Cranoglanis is the only genus of armorhead catfishes.

==Taxonomy==
Cranoglanis bouderius was first described as Bagrus bouderius in 1846 by John Richardson based on a Chinese watercolor painting. Wilhelm Peters later described Cranoglanis along with a new species, Cranoglanis sinensis. Otto Koller (1926) described a new species, Pseudotropichthys multiradiatus, which was synonymized with Cranoglanis by George Myers (1931), who also named the family Cranoglanididae. Jayaram (1955) synonymized C. multiradiatus and C. sinensis under C. bouderius.

The Cranoglanididae are closely related to the North American family Ictaluridae. These two families are sister taxa in the superfamily Ictaluroidea.

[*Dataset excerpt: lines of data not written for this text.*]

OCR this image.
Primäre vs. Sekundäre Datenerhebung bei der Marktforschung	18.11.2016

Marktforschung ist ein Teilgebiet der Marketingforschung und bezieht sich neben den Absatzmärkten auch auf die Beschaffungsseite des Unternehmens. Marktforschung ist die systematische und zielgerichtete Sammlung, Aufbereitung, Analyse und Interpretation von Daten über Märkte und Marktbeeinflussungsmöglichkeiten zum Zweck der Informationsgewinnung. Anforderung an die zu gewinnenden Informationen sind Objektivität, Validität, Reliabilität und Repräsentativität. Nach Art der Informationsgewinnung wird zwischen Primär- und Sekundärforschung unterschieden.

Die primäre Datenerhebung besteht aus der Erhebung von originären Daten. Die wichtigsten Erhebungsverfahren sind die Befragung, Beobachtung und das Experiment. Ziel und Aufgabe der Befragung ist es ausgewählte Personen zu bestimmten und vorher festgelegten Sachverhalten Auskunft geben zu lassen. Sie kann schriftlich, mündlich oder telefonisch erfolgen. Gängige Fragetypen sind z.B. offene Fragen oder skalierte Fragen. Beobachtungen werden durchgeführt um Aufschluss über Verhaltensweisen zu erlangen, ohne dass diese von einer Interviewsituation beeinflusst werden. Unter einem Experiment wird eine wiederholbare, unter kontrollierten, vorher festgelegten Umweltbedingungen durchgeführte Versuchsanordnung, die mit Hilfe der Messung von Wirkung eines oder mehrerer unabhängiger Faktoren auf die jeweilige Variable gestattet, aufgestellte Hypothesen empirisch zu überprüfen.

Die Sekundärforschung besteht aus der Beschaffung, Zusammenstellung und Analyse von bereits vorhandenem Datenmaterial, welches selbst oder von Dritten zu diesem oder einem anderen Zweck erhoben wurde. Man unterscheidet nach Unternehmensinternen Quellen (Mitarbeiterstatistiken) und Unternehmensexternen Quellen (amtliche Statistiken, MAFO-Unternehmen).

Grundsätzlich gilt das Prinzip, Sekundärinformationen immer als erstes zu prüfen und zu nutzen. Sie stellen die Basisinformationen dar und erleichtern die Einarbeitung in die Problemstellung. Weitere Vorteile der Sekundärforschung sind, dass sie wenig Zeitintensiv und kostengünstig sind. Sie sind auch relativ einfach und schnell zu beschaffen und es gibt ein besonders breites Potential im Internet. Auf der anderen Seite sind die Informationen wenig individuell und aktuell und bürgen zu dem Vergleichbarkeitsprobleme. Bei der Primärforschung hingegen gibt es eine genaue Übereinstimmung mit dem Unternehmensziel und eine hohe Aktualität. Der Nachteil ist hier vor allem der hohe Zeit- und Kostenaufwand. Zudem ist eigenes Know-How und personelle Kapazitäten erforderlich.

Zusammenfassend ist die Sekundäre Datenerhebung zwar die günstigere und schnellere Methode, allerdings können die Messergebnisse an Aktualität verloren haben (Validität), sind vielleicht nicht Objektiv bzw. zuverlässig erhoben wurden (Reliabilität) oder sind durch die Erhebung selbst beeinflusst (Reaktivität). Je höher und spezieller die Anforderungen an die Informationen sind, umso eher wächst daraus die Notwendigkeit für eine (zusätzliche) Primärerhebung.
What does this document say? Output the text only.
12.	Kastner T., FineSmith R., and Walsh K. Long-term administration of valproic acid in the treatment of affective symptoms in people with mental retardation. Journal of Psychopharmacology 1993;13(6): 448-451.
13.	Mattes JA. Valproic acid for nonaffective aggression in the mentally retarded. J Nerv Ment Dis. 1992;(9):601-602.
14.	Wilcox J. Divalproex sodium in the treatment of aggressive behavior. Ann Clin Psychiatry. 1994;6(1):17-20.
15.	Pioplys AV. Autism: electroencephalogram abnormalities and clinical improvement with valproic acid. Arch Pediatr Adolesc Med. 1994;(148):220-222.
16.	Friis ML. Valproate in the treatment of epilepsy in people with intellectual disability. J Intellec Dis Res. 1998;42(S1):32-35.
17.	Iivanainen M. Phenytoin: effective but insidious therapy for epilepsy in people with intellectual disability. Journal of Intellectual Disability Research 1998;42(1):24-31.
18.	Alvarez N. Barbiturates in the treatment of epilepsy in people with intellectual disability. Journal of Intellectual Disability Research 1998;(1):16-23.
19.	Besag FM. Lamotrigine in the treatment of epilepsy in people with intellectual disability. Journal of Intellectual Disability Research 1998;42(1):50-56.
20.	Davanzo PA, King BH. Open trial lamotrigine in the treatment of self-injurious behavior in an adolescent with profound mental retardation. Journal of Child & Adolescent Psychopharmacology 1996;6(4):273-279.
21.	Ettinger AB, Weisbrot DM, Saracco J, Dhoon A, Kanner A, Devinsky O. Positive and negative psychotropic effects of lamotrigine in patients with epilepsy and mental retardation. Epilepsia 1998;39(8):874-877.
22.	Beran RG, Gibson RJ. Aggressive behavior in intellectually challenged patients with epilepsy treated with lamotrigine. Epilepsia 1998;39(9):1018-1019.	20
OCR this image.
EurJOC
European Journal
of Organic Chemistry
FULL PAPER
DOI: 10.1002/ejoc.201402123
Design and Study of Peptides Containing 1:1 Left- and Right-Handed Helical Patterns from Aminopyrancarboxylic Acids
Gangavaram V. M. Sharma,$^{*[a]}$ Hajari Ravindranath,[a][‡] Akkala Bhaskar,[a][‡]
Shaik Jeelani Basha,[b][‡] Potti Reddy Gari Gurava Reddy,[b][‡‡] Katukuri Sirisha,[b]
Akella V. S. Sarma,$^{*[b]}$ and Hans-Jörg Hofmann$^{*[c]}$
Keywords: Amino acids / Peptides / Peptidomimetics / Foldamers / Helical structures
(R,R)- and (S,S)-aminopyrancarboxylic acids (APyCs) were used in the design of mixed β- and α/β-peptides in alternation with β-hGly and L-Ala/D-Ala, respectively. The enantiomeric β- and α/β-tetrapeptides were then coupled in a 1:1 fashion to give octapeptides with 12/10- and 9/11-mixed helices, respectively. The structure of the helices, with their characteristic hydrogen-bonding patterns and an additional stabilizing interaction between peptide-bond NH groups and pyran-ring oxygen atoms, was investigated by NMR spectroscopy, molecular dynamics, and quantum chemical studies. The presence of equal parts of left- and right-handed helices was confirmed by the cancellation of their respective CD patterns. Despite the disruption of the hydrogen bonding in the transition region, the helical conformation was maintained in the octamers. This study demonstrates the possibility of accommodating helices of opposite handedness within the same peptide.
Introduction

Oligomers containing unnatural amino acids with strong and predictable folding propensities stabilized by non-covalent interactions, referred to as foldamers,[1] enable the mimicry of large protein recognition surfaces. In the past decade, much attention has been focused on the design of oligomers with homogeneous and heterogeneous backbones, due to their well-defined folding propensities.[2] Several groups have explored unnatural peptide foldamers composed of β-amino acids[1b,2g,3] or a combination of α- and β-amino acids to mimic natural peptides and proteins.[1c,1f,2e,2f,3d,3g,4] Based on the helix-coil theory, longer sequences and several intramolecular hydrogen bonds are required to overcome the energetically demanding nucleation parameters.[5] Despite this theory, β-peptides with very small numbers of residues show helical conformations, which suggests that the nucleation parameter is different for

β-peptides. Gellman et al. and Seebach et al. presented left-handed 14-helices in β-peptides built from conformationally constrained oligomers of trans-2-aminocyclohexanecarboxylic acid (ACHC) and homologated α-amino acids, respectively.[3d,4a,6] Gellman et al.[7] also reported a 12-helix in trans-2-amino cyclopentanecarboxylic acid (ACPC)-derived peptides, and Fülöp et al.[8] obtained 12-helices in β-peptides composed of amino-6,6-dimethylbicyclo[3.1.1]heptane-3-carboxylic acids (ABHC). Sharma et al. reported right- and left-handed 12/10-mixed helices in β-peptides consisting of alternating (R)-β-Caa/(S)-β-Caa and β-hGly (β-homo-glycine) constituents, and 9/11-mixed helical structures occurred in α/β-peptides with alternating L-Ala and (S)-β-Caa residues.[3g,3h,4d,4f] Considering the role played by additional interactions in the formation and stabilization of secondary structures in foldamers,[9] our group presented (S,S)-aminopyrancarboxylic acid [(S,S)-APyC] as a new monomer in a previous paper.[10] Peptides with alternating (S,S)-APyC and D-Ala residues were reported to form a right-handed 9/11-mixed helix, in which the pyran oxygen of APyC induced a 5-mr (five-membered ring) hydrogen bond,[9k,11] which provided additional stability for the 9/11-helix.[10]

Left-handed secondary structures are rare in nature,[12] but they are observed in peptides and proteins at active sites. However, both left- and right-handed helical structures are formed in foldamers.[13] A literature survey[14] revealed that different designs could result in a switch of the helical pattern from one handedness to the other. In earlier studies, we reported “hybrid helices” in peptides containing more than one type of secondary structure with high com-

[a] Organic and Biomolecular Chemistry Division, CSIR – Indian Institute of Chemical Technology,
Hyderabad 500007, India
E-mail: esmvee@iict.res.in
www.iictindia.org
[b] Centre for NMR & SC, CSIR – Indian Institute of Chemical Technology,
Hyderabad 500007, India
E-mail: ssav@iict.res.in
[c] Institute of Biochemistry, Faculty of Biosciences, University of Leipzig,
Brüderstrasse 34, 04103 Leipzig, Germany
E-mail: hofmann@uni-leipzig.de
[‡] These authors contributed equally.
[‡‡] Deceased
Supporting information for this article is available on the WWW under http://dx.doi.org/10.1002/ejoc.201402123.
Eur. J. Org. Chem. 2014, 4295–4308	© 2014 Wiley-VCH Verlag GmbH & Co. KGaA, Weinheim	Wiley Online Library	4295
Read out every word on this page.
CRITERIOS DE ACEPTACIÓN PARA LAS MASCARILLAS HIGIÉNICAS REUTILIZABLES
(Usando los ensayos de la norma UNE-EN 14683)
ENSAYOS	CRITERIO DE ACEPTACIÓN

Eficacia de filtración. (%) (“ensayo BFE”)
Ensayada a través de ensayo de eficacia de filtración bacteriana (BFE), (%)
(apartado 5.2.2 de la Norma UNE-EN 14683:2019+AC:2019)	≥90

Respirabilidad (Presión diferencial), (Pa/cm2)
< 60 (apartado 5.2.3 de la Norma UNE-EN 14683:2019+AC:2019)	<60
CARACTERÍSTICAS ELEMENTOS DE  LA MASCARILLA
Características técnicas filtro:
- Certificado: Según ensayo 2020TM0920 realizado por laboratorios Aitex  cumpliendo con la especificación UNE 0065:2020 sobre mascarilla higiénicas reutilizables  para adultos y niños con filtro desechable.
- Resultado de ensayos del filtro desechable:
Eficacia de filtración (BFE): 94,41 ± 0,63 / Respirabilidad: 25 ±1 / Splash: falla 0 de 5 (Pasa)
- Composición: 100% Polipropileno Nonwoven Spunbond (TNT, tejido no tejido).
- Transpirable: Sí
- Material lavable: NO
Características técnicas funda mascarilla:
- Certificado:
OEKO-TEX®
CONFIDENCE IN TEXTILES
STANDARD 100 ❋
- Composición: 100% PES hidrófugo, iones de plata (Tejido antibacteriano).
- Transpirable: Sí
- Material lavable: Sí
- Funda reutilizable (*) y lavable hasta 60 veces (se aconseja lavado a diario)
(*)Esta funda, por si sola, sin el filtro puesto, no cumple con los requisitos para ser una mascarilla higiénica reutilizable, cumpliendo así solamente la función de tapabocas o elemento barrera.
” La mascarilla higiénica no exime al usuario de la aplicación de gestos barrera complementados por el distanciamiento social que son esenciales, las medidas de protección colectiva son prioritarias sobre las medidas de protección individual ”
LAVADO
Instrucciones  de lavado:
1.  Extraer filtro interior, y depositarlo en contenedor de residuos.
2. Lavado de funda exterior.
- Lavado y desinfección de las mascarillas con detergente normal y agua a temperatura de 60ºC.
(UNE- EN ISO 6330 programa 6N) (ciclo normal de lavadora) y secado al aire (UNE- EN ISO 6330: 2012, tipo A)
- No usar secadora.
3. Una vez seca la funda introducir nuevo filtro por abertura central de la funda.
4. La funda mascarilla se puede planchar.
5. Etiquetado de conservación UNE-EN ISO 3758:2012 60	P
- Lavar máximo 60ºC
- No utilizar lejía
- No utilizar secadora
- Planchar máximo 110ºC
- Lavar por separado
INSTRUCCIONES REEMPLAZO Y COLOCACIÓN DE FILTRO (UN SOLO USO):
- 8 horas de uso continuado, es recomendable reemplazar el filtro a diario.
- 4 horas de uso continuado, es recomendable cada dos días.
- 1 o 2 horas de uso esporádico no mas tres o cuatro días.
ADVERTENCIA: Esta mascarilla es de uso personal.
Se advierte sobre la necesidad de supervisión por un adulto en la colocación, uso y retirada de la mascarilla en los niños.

Cranoglanis has had a convoluted taxonomic history, at times having been considered a monotypic genus with C. bouderius as the only valid species. A 2026 analysis of DNA revealed two clades within the genus: Clade A inhabits the Pearl, Red, and Nandujiang drainage systems, while Clade B is restricted to the middle Xijiang system. The named species belong to Clade A, while Clade B is suggested to be an undescribed, cryptic species.

=== Species ===
The following species are recognized by FishBase:
- Cranoglanis bouderius (J. Richardson, 1846) – Guangdong
- Cranoglanis caolangensis V. H. Nguyễn, 2005
- Cranoglanis henrici (Vaillant, 1893) – Red River
- Cranoglanis multiradiatus (Koller, 1926) – Hainan
- Cranoglanis songhongensis V. H. Nguyễn, 2005

==Distribution and habitat==
These fish are found in large freshwater rivers in China and Vietnam.

==Appearance and anatomy==
These fish have short dorsal fins. The caudal fins are deeply forked. The eyes are large. Their bodies are scaleless, though rough, bony plates are located on the tops of their heads. These fish have four pairs of barbels.